The ad prepared by People for the Ethical Treatment of Animals asserts that meat-eating causes impotence, using two attractive women and an unlucky pizza deliveryman to make its point.

Meanwhile, the liberal online advocacy Web site MoveOn.org sought to place an ad that uses images of children working at adult jobs to criticize the federal budget deficit. The Super Bowl is traditionally the most-watched TV event of the year.

“We do not accept advertising on one side or the other of controversial public issues, partly because we don’t think the debate ought to be controlled by people with deep pockets,” said Martin Franks, CBS executive vice president.

CBS also covers these issues in a balanced way with its news department, Franks said.
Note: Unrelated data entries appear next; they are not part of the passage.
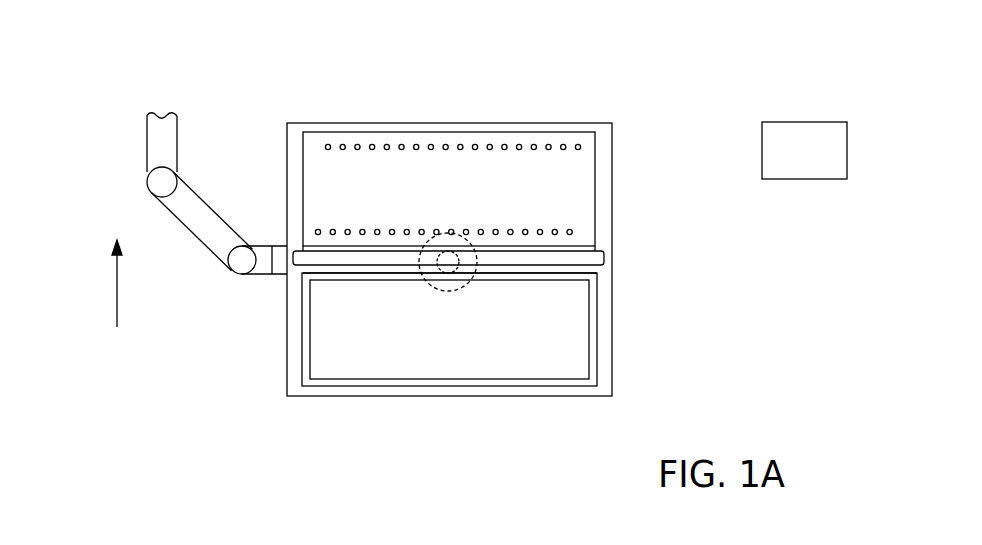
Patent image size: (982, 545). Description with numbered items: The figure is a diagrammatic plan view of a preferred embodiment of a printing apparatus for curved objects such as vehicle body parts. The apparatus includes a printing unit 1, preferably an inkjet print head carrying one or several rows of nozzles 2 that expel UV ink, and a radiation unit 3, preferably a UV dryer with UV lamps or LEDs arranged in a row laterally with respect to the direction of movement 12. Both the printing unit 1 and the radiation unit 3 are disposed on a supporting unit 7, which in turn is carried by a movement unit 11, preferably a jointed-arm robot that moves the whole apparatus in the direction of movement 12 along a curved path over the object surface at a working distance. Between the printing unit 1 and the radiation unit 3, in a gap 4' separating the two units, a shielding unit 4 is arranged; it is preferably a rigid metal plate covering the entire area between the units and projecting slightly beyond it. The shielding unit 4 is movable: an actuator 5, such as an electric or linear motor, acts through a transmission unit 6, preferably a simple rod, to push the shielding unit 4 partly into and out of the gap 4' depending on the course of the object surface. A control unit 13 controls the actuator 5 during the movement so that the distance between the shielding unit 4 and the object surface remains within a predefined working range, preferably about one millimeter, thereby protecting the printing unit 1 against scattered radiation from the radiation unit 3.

The printing unit 1 is at (463, 132).
The nozzles 2 is at (342, 150).
The radiation unit 3 is at (598, 327).
The shielding unit 4 is at (489, 255).
The gap 4' is at (516, 290).
The actuator 5 is at (457, 275).
The transmission unit 6 is at (440, 236).
The supporting unit 7 is at (605, 163).
The movement unit 11 is at (160, 150).
The direction of movement 12 is at (112, 292).
The control unit 13 is at (803, 142).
The network’s content decisions have been a hot topic since CBS canceled a miniseries about former President Reagan that conservatives said distorted his legacy.

Although MoveOn.org founder Wes Boyd said he had no evidence the ad was rejected because it was anti-Bush, “I worry that it’s about ideology,” he said.

Franks noted that CBS routinely rejects ads on both sides of controversial issues like abortion and gun control.

In a presidential election year, network airspace will soon be filled with pointed political messages.

But CBS is required by law to accept ads for candidates and cannot change their message, Franks said.

PETA thought it had a winner with a commercial that used three winning components of advertising – sex, humor and animals, said Lisa Lange, the organization’s spokeswoman.

Lange said CBS’ policy is inconsistent, because she’s seen ads condemning smoking and drunken driving on past Super Bowl telecasts.

“If you can find a respectable group that is for drug abuse or kids starting to smoke, then I would find that to be an intellectually rigorous argument,” Franks said.

Some TV insiders believe organizations put forth ads they know will be rejected in the hope of attracting publicity, thereby attracting attention to their cause without having to pay for it.

But Boyd said his group had high hopes for placing its ad on the Feb. 1 Super Bowl broadcast. The ad will run on CNN starting the day of Bush’s State of the Union message.

The group said it had raised more than $875,000 from 21,000 donors to buy time for the ad, which won a contest among videographers.

“It seems to be there’s a capricious approach as to what ads are taken and which are not,” Boyd said.

Last year, MoveOn.org bought air time during the Super Bowl for an ad criticizing the buildup to the Iraq war with CBS’ Washington affiliate, he said.

Similarly, after Fox rejected a pro-vegetarian Super Bowl ad two years ago, PETA bought air time for the same ad on Valentine’s Day in five local markets, Lange said. One market, in Mobile, Ala., rejected it, she said.

“In a sense, everything is an advocacy ad,” Lange said. “Every time you run a burger ad, you’re advocating that people eat meat. And meat-eating is a controversial activity.”